Paleontologists have discovered the fossil of a 500 million-year-old tunicate in the Marjum Formation of Utah. Named Megasiphon thylakos after its two large, prominent siphons and sack-like body, the discovery is important because tunicates have a poor fossil record (due to their soft tissues,) and are a sister group to Vertebrata, making them key to unraveling our own origins in deep time.
There are over 3000 species of tunicates with Ascidiaceans having a two-part life cycle, including a free-swimming, tadpolelike larva that settles and metamorphoses into a stationary adult. And appendicularians, which are pelagic, solitary animals again superficially resembling tadpoles that filter pico to nanoplankton using an excreted cellulose-rich “house.” Tunicate larvae have a notochord, the precursor to a spinal column—a defining trait of the group called chordates, which includes all vertebrates.

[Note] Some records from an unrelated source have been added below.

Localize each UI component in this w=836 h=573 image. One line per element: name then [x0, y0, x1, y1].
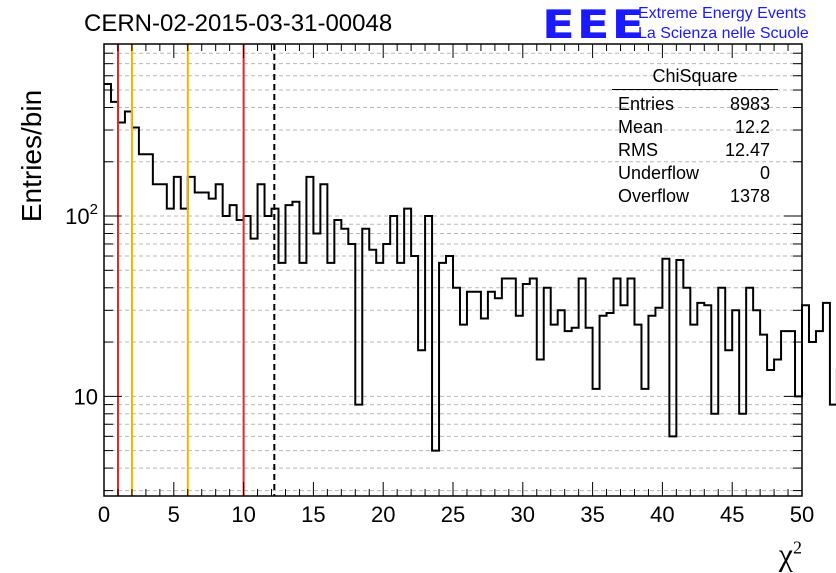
- eee-logo: EEE: [542, 2, 646, 48]
- stats-row: Entries 8983: [612, 93, 778, 116]
- eee-logo-text: Extreme Energy Events La Scienza nelle S…: [638, 4, 809, 44]
- stats-value: 12.2: [735, 116, 770, 139]
- x-tick-label: 35: [580, 502, 604, 527]
- y-tick-label: 10: [74, 384, 98, 409]
- x-tick-label: 10: [231, 502, 255, 527]
- x-tick-label: 0: [98, 502, 110, 527]
- stats-row: Underflow 0: [612, 162, 778, 185]
- stats-row: Mean 12.2: [612, 116, 778, 139]
- x-tick-label: 20: [371, 502, 395, 527]
- stats-value: 1378: [730, 185, 770, 208]
- stats-value: 12.47: [725, 139, 770, 162]
- x-tick-label: 5: [168, 502, 180, 527]
- x-tick-label: 45: [720, 502, 744, 527]
- x-axis-title: χ2: [779, 536, 802, 573]
- stats-box-title: ChiSquare: [612, 66, 778, 90]
- x-tick-label: 30: [511, 502, 535, 527]
- stats-label: Overflow: [618, 185, 689, 208]
- x-tick-label: 40: [650, 502, 674, 527]
- stats-row: Overflow 1378: [612, 185, 778, 208]
- x-tick-label: 15: [301, 502, 325, 527]
- stats-label: RMS: [618, 139, 658, 162]
- y-axis-title-wrap: Entries/bin: [6, 110, 46, 190]
- stats-value: 0: [760, 162, 770, 185]
- logo-line-1: Extreme Energy Events: [638, 4, 809, 24]
- stats-value: 8983: [730, 93, 770, 116]
- y-tick-label: 102: [65, 201, 98, 229]
- x-tick-label: 50: [790, 502, 814, 527]
- stats-row: RMS 12.47: [612, 139, 778, 162]
- logo-line-2: La Scienza nelle Scuole: [638, 24, 809, 44]
- y-axis-title: Entries/bin: [16, 90, 48, 222]
- stats-label: Underflow: [618, 162, 699, 185]
- chart-title: CERN-02-2015-03-31-00048: [84, 10, 392, 38]
- stats-label: Mean: [618, 116, 663, 139]
- x-tick-label: 25: [441, 502, 465, 527]
- stats-label: Entries: [618, 93, 674, 116]
- x-axis-title-base: χ: [779, 536, 793, 572]
- x-axis-title-sup: 2: [793, 537, 802, 557]
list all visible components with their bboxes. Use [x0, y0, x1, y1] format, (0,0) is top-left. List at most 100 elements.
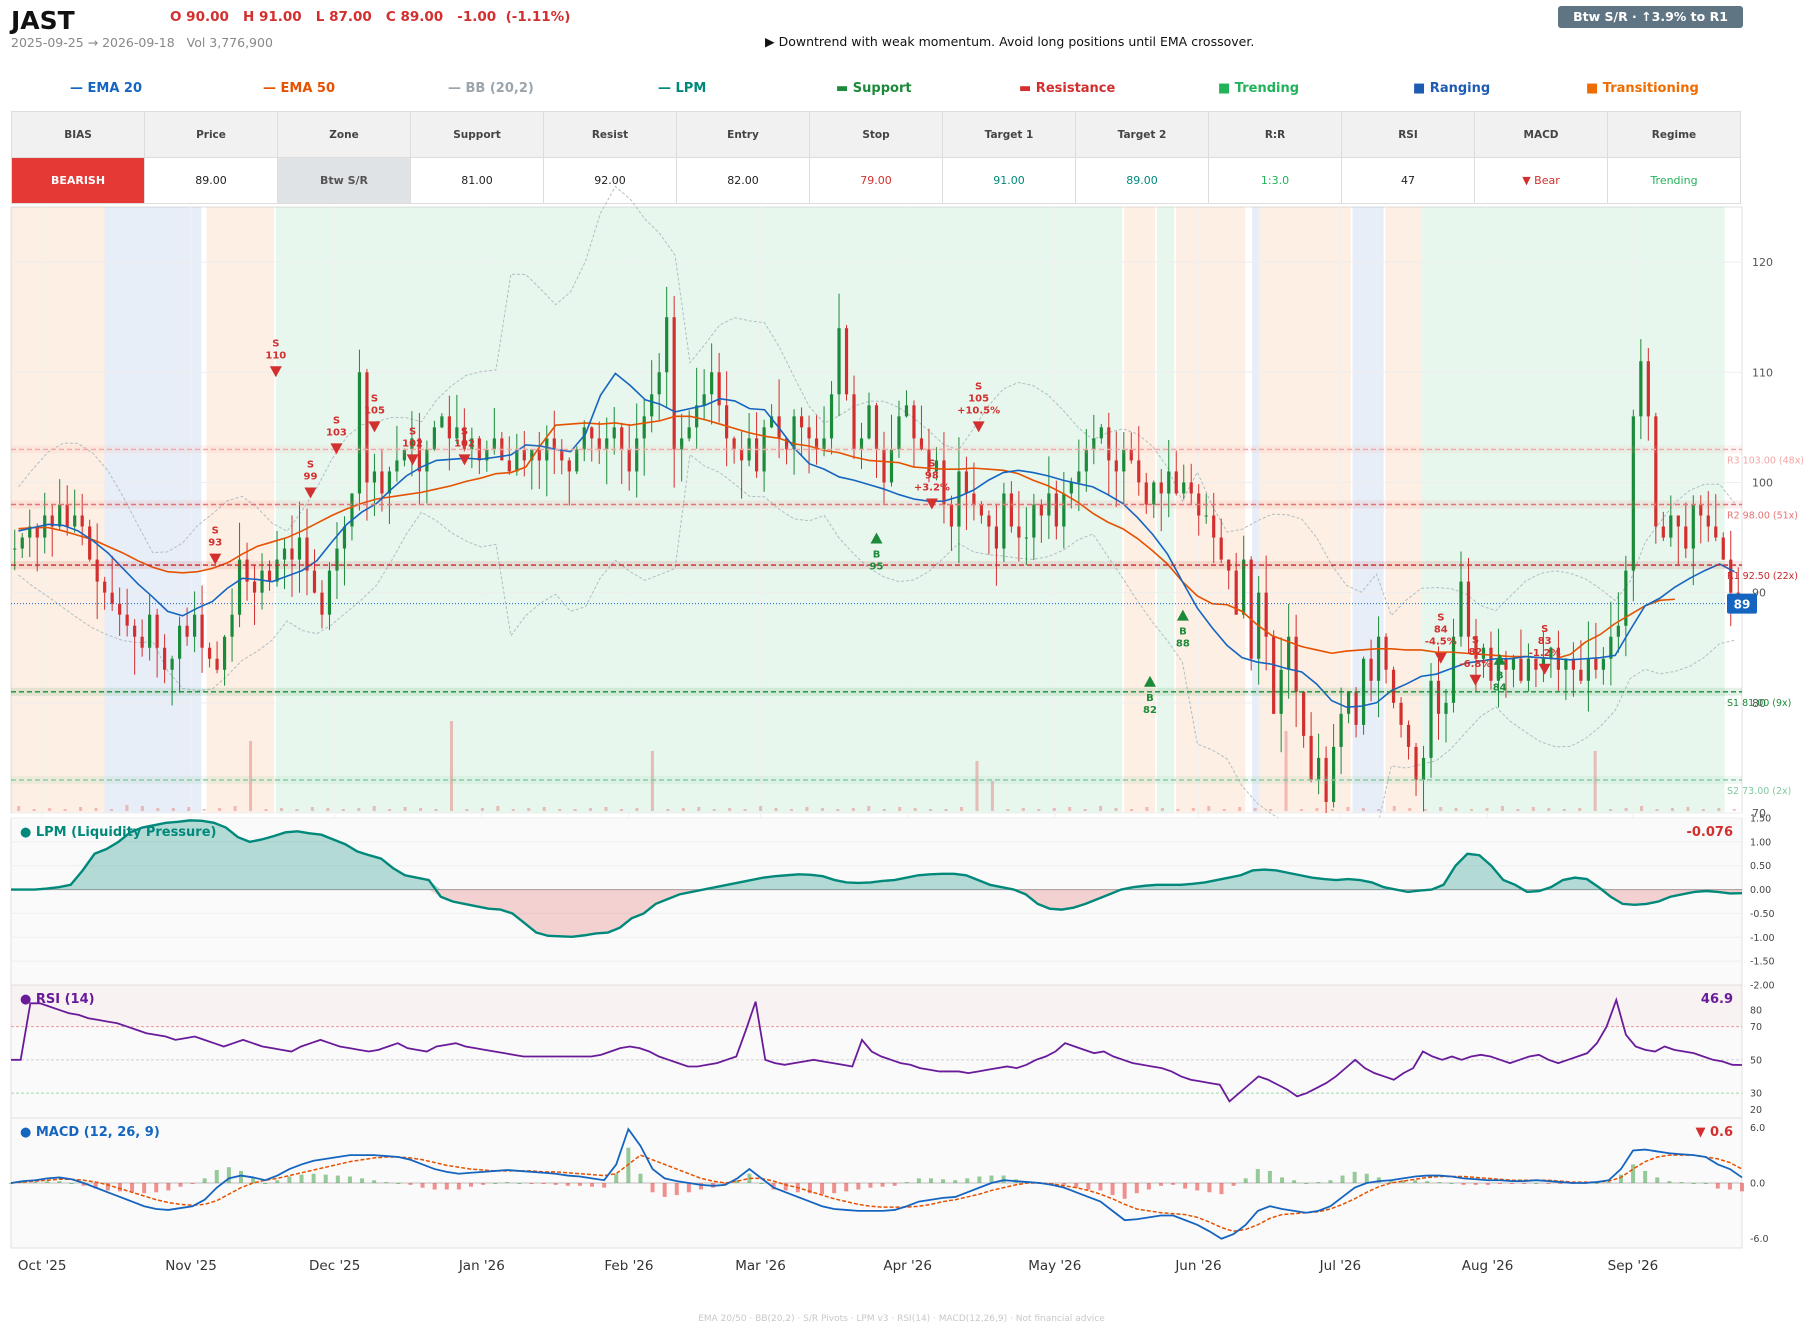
volume-bar	[1686, 807, 1690, 811]
macd-histogram-bar	[1219, 1183, 1224, 1195]
volume-bar	[63, 809, 67, 811]
sell-signal-marker	[209, 553, 222, 565]
volume-bar	[975, 761, 979, 811]
candle-body	[1421, 757, 1426, 780]
volume-bar	[944, 809, 948, 811]
candle-body	[1017, 526, 1021, 538]
macd-histogram-bar	[456, 1183, 461, 1190]
candle-body	[267, 570, 272, 582]
macd-histogram-bar	[577, 1183, 582, 1186]
candle-body	[1144, 482, 1148, 505]
sell-signal-marker	[1538, 663, 1551, 675]
candle-body	[769, 416, 774, 428]
legend-transitioning: ■ Transitioning	[1586, 81, 1699, 96]
macd-histogram-bar	[1376, 1177, 1381, 1183]
sr-level-label: R1 92.50 (22x)	[1727, 571, 1798, 582]
macd-histogram-bar	[1098, 1183, 1103, 1191]
volume-bar	[1547, 808, 1551, 811]
candle-body	[1317, 757, 1321, 780]
macd-histogram-bar	[565, 1183, 570, 1186]
last-price-tag-label: 89	[1734, 598, 1751, 612]
month-label: Jun '26	[1174, 1258, 1221, 1274]
volume-bar	[1222, 809, 1226, 811]
volume-bar	[1330, 809, 1334, 811]
candle-body	[35, 526, 39, 538]
volume-bar	[449, 721, 453, 811]
volume-bar	[1114, 808, 1118, 811]
candle-body	[702, 394, 706, 406]
sell-signal-label: S	[307, 459, 314, 470]
volume-bar	[1068, 807, 1072, 811]
candle-body	[1654, 416, 1658, 527]
buy-signal-marker	[870, 532, 883, 544]
candle-body	[919, 438, 924, 450]
stats-macd: ▼ Bear	[1474, 157, 1608, 204]
candle-body	[582, 427, 586, 450]
volume-bar	[1006, 809, 1010, 811]
macd-histogram-bar	[1667, 1181, 1672, 1183]
candle-body	[1474, 636, 1478, 659]
volume-bar	[527, 808, 531, 811]
macd-histogram-bar	[251, 1177, 256, 1183]
macd-histogram-bar	[892, 1183, 897, 1186]
candle-body	[1609, 636, 1613, 659]
macd-histogram-bar	[57, 1181, 62, 1183]
candle-body	[829, 394, 834, 439]
candle-body	[597, 438, 601, 450]
legend-lpm: — LPM	[658, 81, 707, 96]
sell-signal-label: S	[409, 426, 416, 437]
volume-bar	[1408, 808, 1412, 811]
rsi-line	[11, 997, 1743, 1103]
candle-body	[1182, 482, 1186, 494]
stats-header-resist: Resist	[543, 111, 677, 158]
sell-signal-label: S	[333, 415, 340, 426]
volume-bar	[125, 805, 129, 811]
macd-histogram-bar	[81, 1183, 86, 1186]
rsi-tick-label: 50	[1750, 1055, 1762, 1066]
candle-body	[1706, 515, 1710, 527]
candle-body	[1069, 482, 1073, 494]
macd-histogram-bar	[1425, 1181, 1430, 1183]
candle-body	[844, 328, 849, 395]
macd-histogram-bar	[590, 1183, 595, 1187]
candle-body	[537, 449, 541, 461]
macd-histogram-bar	[735, 1180, 740, 1183]
stats-entry: 82.00	[676, 157, 810, 204]
volume-bar	[1300, 809, 1304, 811]
candle-body	[1729, 559, 1733, 593]
sell-signal-label: 110	[265, 350, 286, 361]
candle-body	[1369, 658, 1373, 681]
candle-body	[882, 449, 886, 483]
macd-histogram-bar	[856, 1183, 861, 1190]
candle-body	[1167, 471, 1171, 494]
lpm-tick-label: -0.50	[1750, 909, 1775, 920]
volume-bar	[1176, 809, 1180, 811]
candle-body	[192, 614, 197, 637]
stats-header-macd: MACD	[1474, 111, 1608, 158]
sell-signal-label: S	[461, 426, 468, 437]
macd-tick-label: 6.0	[1750, 1123, 1765, 1134]
sell-signal-label: S	[1472, 635, 1479, 646]
macd-histogram-bar	[117, 1183, 122, 1192]
sell-signal-label: 105	[968, 393, 989, 404]
volume-bar	[1732, 809, 1736, 811]
buy-signal-marker	[1176, 609, 1189, 621]
candle-body	[80, 515, 84, 527]
candle-body	[1391, 669, 1396, 703]
volume-bar	[1640, 806, 1644, 811]
candle-body	[695, 405, 699, 428]
macd-histogram-bar	[1497, 1183, 1502, 1184]
sell-signal-marker	[330, 443, 343, 455]
macd-histogram-bar	[880, 1183, 885, 1187]
macd-histogram-bar	[553, 1183, 558, 1185]
candle-body	[155, 614, 159, 648]
candle-body	[103, 581, 107, 593]
candle-body	[1002, 493, 1006, 549]
macd-histogram-bar	[1413, 1180, 1418, 1183]
regime-band	[1252, 207, 1260, 813]
volume-bar	[1130, 809, 1134, 811]
candle-body	[567, 460, 571, 472]
macd-histogram-bar	[1449, 1183, 1454, 1184]
macd-histogram-bar	[1304, 1183, 1309, 1184]
volume-bar	[1701, 809, 1705, 811]
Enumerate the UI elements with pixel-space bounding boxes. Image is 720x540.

One of the most elusive questions in chordate evolution is whether the last common ancestor of Tunicata was a tadpole-like free-living animal (as in appendicularians), or a sessile animal with paired siphons that lived attached to the benthos (as in ascidiaceans) with little or no fossils to prove that, up until now.
Based on the morphology of M. thylakos and molecular phylogenies of extant representatives, the earliest non-appendicularian tunicates were most likely epibenthic and solitary ascidiacean-like organisms with a biphasic life cycle that included larval metamorphosis. The origin of vertebrates was thought to go back 450 million years, but the discovery and subsequent description of the 3.2cm long Ascidiacean pushes that timeline backward by another 50 million years.